In November 2024, Sovcombank acquired the rights to the Rocket (formerly Rocketbank) brand and platform for approximately $1 million, with plans to allocate 1–3 billion rubles toward its relaunch. The revival announcement came in May 2025: the service would recommence operations in July under Sovcombank's license, upholding brand autonomy while emphasizing retail offerings—such as cards, deposits, and loans—for the Moscow and St. Petersburg markets. The refreshed team, incorporating co-founders of Blank Bank Anton Zakharov and Robert Sabiryanov, prioritizes elevating user experience within an evolved competitive terrain.

== Criticism ==
Criticism of Rocketbank primarily centered on its financial instability and business model, which failed to generate sufficient margins. For 2018, the service recorded losses of 1 billion rubles, which QIWI CEO Sergey Solonin attributed to the high cost of customer acquisition and a weak investment component, including the absence of effective tools for the mid-tier depositor segment. In 2019, losses escalated to 2.3 billion rubles, emerging as a pivotal factor in the project's closure, as the neobank model proved unprofitable amid fierce competition from established players such as Tinkoff Bank and Sberbank.

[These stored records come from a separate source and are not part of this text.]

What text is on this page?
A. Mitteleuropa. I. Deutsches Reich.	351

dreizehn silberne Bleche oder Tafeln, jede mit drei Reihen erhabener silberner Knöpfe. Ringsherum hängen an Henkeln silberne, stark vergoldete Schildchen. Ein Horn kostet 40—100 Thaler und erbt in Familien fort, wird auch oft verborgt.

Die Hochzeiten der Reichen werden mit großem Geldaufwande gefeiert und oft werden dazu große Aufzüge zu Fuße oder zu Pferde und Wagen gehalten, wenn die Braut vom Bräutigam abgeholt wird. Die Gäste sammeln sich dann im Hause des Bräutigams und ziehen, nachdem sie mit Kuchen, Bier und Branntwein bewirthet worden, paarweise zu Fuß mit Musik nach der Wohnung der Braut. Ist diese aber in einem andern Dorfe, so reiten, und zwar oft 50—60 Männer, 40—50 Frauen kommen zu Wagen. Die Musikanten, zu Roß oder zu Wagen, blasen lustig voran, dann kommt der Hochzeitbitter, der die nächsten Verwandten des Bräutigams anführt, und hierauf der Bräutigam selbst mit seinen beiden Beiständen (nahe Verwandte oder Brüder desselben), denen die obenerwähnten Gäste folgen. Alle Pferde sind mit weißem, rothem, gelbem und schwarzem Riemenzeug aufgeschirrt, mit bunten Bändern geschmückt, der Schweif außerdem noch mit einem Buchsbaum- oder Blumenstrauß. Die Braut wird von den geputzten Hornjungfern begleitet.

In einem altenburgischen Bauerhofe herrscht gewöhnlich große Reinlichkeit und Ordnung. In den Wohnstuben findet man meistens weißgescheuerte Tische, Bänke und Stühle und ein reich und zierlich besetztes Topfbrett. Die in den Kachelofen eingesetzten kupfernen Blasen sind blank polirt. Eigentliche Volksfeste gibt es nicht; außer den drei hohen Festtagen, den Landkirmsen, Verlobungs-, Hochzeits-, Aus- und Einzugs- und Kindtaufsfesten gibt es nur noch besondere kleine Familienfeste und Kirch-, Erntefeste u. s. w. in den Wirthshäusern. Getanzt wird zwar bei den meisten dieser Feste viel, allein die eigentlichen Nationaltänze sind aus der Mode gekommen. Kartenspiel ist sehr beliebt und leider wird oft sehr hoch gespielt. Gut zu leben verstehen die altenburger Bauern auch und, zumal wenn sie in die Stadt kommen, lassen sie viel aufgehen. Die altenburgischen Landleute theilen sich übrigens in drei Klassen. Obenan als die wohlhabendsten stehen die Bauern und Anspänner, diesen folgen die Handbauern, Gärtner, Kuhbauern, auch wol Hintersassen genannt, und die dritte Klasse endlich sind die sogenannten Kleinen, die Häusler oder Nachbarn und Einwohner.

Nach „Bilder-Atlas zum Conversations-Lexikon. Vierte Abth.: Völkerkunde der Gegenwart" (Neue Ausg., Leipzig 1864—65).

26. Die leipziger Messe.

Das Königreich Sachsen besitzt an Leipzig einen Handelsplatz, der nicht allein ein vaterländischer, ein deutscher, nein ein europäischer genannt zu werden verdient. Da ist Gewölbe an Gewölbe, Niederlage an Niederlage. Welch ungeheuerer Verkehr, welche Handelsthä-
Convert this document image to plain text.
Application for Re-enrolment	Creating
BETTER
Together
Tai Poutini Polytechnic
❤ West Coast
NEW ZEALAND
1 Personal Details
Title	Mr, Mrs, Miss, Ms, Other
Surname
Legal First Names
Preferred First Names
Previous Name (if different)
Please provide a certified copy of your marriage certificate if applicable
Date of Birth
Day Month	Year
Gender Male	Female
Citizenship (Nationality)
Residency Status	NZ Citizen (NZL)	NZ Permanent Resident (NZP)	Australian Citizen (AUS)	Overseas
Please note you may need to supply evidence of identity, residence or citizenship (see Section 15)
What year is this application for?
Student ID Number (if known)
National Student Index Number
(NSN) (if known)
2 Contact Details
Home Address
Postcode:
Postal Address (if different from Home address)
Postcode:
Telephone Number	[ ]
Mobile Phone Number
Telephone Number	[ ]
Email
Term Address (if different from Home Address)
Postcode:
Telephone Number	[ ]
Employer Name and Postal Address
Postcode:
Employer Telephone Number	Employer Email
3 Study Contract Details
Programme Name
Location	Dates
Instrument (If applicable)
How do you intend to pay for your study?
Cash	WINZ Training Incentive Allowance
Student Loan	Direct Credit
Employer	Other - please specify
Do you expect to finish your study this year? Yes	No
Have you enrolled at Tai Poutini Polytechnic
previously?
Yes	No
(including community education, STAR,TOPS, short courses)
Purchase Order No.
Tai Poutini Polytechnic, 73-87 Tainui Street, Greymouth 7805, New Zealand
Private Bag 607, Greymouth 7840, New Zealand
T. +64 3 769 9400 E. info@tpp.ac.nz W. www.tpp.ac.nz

Reputational aspects also drew scrutiny: the project was frequently accused of excessive focus on a "hipster" audience, which constrained its scalability and appealed to a narrow user base weary of rigid banking norms. Following its acquisition by Otkritie Bank in 2016, customers voiced dissatisfaction with service alterations, perceiving them as a loss of independence and "human touch," leading to outflows and negative press coverage of a branding crisis.

Technical disruptions compounded these issues: in August 2017, a cable break in a Moscow data center caused a complete outage of all cards, which bank representatives ascribed to an external incident, though users questioned the infrastructure's reliability. Similarly, in 2018, the introduction of a policy requiring explanations for cash expenditures to unlock accounts sparked accusations of overreach and privacy infringement, highlighting vulnerabilities in the operational framework.

The public feud with Oleg Tinkov, founder of Tinkoff Bank, served as a source of scandals from 2013 onward: Tinkov repeatedly derided Rocketbank as "not a business," offering to buy it for a nominal sum and critiquing its lack of innovation, which analysts viewed as underscoring weaknesses in marketing and positioning, even as it elevated visibility for both brands.

In the context of the 2021 closure, critics including TalkBank founder Mikhail Popov pointed to strategic missteps: the absence of a sustainable business model, reliance on partners like QIWI, and inability to adapt to market shifts, such as rising fees and the elimination of loyalty programs, which resulted in client migrations and eroded loyalty.